I am using the language model ELMo - https://allennlp.org/elmo to represent my text data as a numerical vector. This vector will be used as training data for a simple sentiment analysis task.
In this case the data is not in english, so I downloaded a custom ELMo model from - https://github.com/HIT-SCIR/ELMoForManyLangs (i assume this behavs similar as the offical allennlp repo)
To convert a text document to an ELMo embedding the function sents2elmo
is used. The argument is a list of tokenized sentences if I understood the documentation correct.

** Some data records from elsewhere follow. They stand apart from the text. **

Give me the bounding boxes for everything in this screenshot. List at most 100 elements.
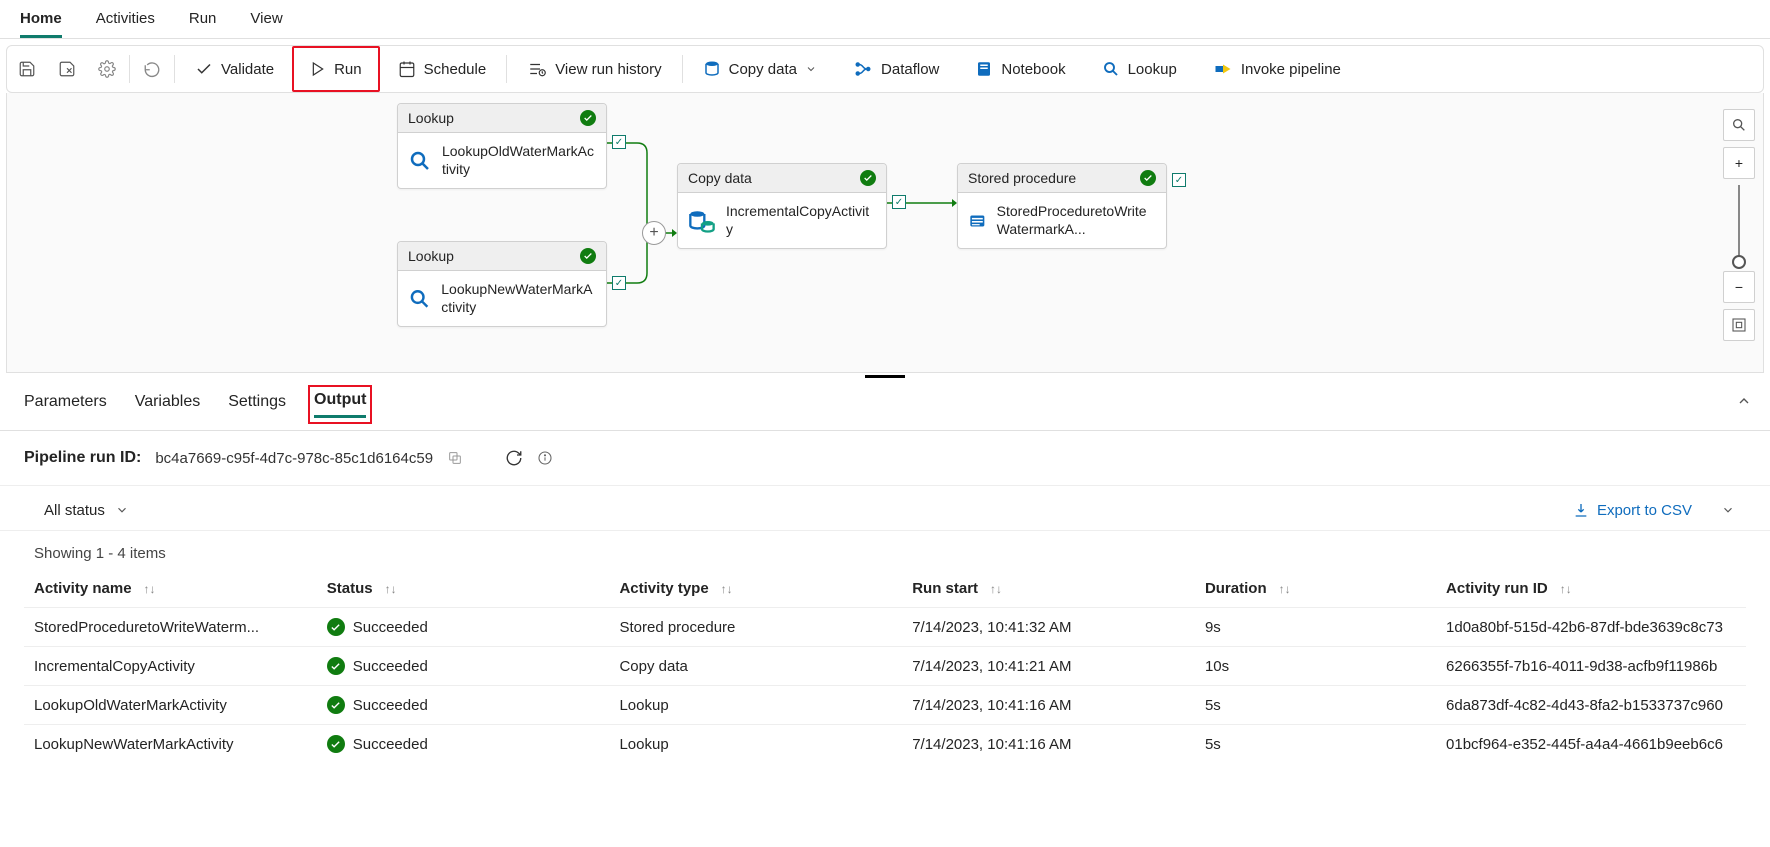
search-icon [408, 285, 431, 313]
copydata-label: Copy data [729, 61, 797, 78]
toolbar-separator [129, 55, 130, 83]
history-icon [527, 60, 547, 78]
fit-button[interactable] [1723, 309, 1755, 341]
zoom-out-button[interactable]: − [1723, 271, 1755, 303]
copy-run-id-button[interactable] [447, 450, 463, 466]
col-status[interactable]: Status↑↓ [317, 570, 610, 608]
toolbar-separator [174, 55, 175, 83]
tab-variables[interactable]: Variables [135, 393, 201, 417]
activity-name-label: StoredProceduretoWriteWatermarkA... [997, 203, 1156, 238]
invoke-button[interactable]: Invoke pipeline [1195, 46, 1359, 92]
refresh-button[interactable] [505, 449, 523, 467]
cell-run-start: 7/14/2023, 10:41:16 AM [902, 686, 1195, 725]
table-row[interactable]: LookupNewWaterMarkActivity Succeeded Loo… [24, 725, 1746, 764]
collapse-panel-button[interactable] [1736, 393, 1752, 409]
toolbar: Validate Run Schedule View run history C… [6, 45, 1764, 93]
sort-icon: ↑↓ [990, 582, 1002, 596]
lookup-button[interactable]: Lookup [1084, 46, 1195, 92]
success-status-icon [327, 696, 345, 714]
sort-icon: ↑↓ [144, 582, 156, 596]
save-button[interactable] [7, 46, 47, 92]
save-as-button[interactable] [47, 46, 87, 92]
add-activity-button[interactable]: + [642, 221, 666, 245]
notebook-label: Notebook [1001, 61, 1065, 78]
dependency-success-icon: ✓ [1172, 173, 1186, 187]
notebook-button[interactable]: Notebook [957, 46, 1083, 92]
cell-activity-name: LookupNewWaterMarkActivity [24, 725, 317, 764]
pipeline-canvas[interactable]: Lookup LookupOldWaterMarkActivity Lookup… [6, 93, 1764, 373]
cell-activity-name: StoredProceduretoWriteWaterm... [24, 608, 317, 647]
history-button[interactable]: View run history [509, 46, 679, 92]
success-status-icon [860, 170, 876, 186]
cell-activity-type: Lookup [609, 725, 902, 764]
status-filter-dropdown[interactable]: All status [44, 502, 129, 519]
ribbon-tab-view[interactable]: View [250, 0, 282, 38]
tab-parameters[interactable]: Parameters [24, 393, 107, 417]
dataflow-icon [853, 60, 873, 78]
dependency-success-icon: ✓ [612, 135, 626, 149]
run-id-row: Pipeline run ID: bc4a7669-c95f-4d7c-978c… [0, 431, 1770, 486]
ribbon-tab-run[interactable]: Run [189, 0, 217, 38]
gear-icon [98, 60, 116, 78]
activity-type-label: Stored procedure [968, 170, 1076, 186]
undo-button[interactable] [132, 46, 172, 92]
ribbon-tab-activities[interactable]: Activities [96, 0, 155, 38]
success-status-icon [1140, 170, 1156, 186]
cell-duration: 5s [1195, 686, 1436, 725]
col-activity-type[interactable]: Activity type↑↓ [609, 570, 902, 608]
activity-type-label: Lookup [408, 110, 454, 126]
cell-duration: 9s [1195, 608, 1436, 647]
zoom-slider-knob[interactable] [1732, 255, 1746, 269]
tab-settings[interactable]: Settings [228, 393, 286, 417]
zoom-in-button[interactable]: + [1723, 147, 1755, 179]
success-status-icon [327, 618, 345, 636]
activity-copy[interactable]: Copy data IncrementalCopyActivity [677, 163, 887, 249]
activity-name-label: LookupOldWaterMarkActivity [442, 143, 596, 178]
sort-icon: ↑↓ [385, 582, 397, 596]
save-icon [18, 60, 36, 78]
chevron-up-icon [1736, 393, 1752, 409]
export-more-button[interactable] [1716, 498, 1740, 522]
activity-lookup-old[interactable]: Lookup LookupOldWaterMarkActivity [397, 103, 607, 189]
table-row[interactable]: IncrementalCopyActivity Succeeded Copy d… [24, 647, 1746, 686]
find-button[interactable] [1723, 109, 1755, 141]
zoom-slider[interactable] [1738, 185, 1740, 265]
info-icon [537, 450, 553, 466]
col-duration[interactable]: Duration↑↓ [1195, 570, 1436, 608]
cell-activity-type: Copy data [609, 647, 902, 686]
filter-row: All status Export to CSV [0, 486, 1770, 531]
copydata-button[interactable]: Copy data [685, 46, 835, 92]
status-filter-label: All status [44, 502, 105, 519]
cell-activity-name: LookupOldWaterMarkActivity [24, 686, 317, 725]
cell-run-id: 6da873df-4c82-4d43-8fa2-b1533737c960 [1436, 686, 1746, 725]
ribbon-tabs: Home Activities Run View [0, 0, 1770, 39]
cell-run-start: 7/14/2023, 10:41:16 AM [902, 725, 1195, 764]
sort-icon: ↑↓ [721, 582, 733, 596]
col-run-start[interactable]: Run start↑↓ [902, 570, 1195, 608]
settings-button[interactable] [87, 46, 127, 92]
save-as-icon [58, 60, 76, 78]
cell-duration: 5s [1195, 725, 1436, 764]
success-status-icon [580, 110, 596, 126]
schedule-button[interactable]: Schedule [380, 46, 505, 92]
activity-lookup-new[interactable]: Lookup LookupNewWaterMarkActivity [397, 241, 607, 327]
chevron-down-icon [115, 503, 129, 517]
table-row[interactable]: StoredProceduretoWriteWaterm... Succeede… [24, 608, 1746, 647]
validate-button[interactable]: Validate [177, 46, 292, 92]
info-button[interactable] [537, 450, 553, 466]
tab-output[interactable]: Output [314, 391, 366, 418]
ribbon-tab-home[interactable]: Home [20, 0, 62, 38]
success-status-icon [327, 657, 345, 675]
run-button[interactable]: Run [292, 46, 380, 92]
table-row[interactable]: LookupOldWaterMarkActivity Succeeded Loo… [24, 686, 1746, 725]
run-id-value: bc4a7669-c95f-4d7c-978c-85c1d6164c59 [155, 450, 433, 467]
col-run-id[interactable]: Activity run ID↑↓ [1436, 570, 1746, 608]
col-activity-name[interactable]: Activity name↑↓ [24, 570, 317, 608]
toolbar-separator [506, 55, 507, 83]
activity-storedproc[interactable]: Stored procedure StoredProceduretoWriteW… [957, 163, 1167, 249]
export-csv-button[interactable]: Export to CSV [1573, 502, 1692, 519]
cell-run-start: 7/14/2023, 10:41:32 AM [902, 608, 1195, 647]
dataflow-button[interactable]: Dataflow [835, 46, 957, 92]
copy-icon [447, 450, 463, 466]
dependency-success-icon: ✓ [892, 195, 906, 209]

So one sample in my training data could be embedded as following:
from elmoformanylangs import Embedder
embedder = Embedder('custom_language')
embeddings = embedder.sents2elmo([['hello', 'world', 'how', 'are', 'you', '?'],
['am', 'great', 'thanks', '!']])
This will return a list of two numpy arrays, one for each sentence, and each token in the sentence will be represented as one vector of size 1024. And since the default parameter of sents2elmo(output_layer)

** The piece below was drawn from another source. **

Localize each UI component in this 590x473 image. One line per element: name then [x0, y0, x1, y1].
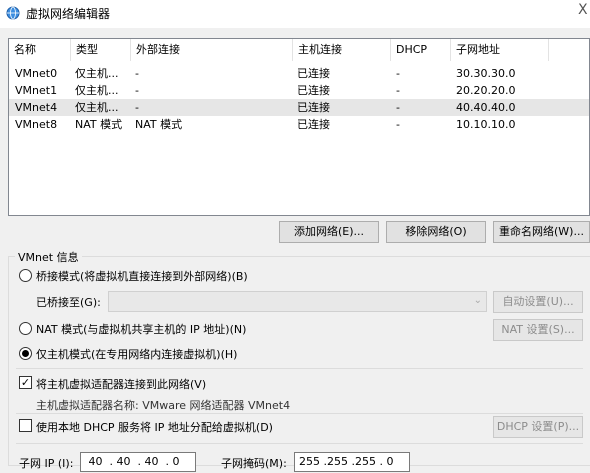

is -1, this vector represents the average of the 3 internal layers in the language model.
How can the embeddings be represented as a 1D array? Shall I just average all the word vectors for one sentence. And then average all the sentence vectors?
sentence_1 = np.mean(embeddings[0], axis=0)
sentence_2 = np.mean(embeddings[1], axis=0)
document = np.mean([sentence_1, sentence_2], axis=0)
Does this approach destroy any information? If so, are there other ways of doing this?
Thanks!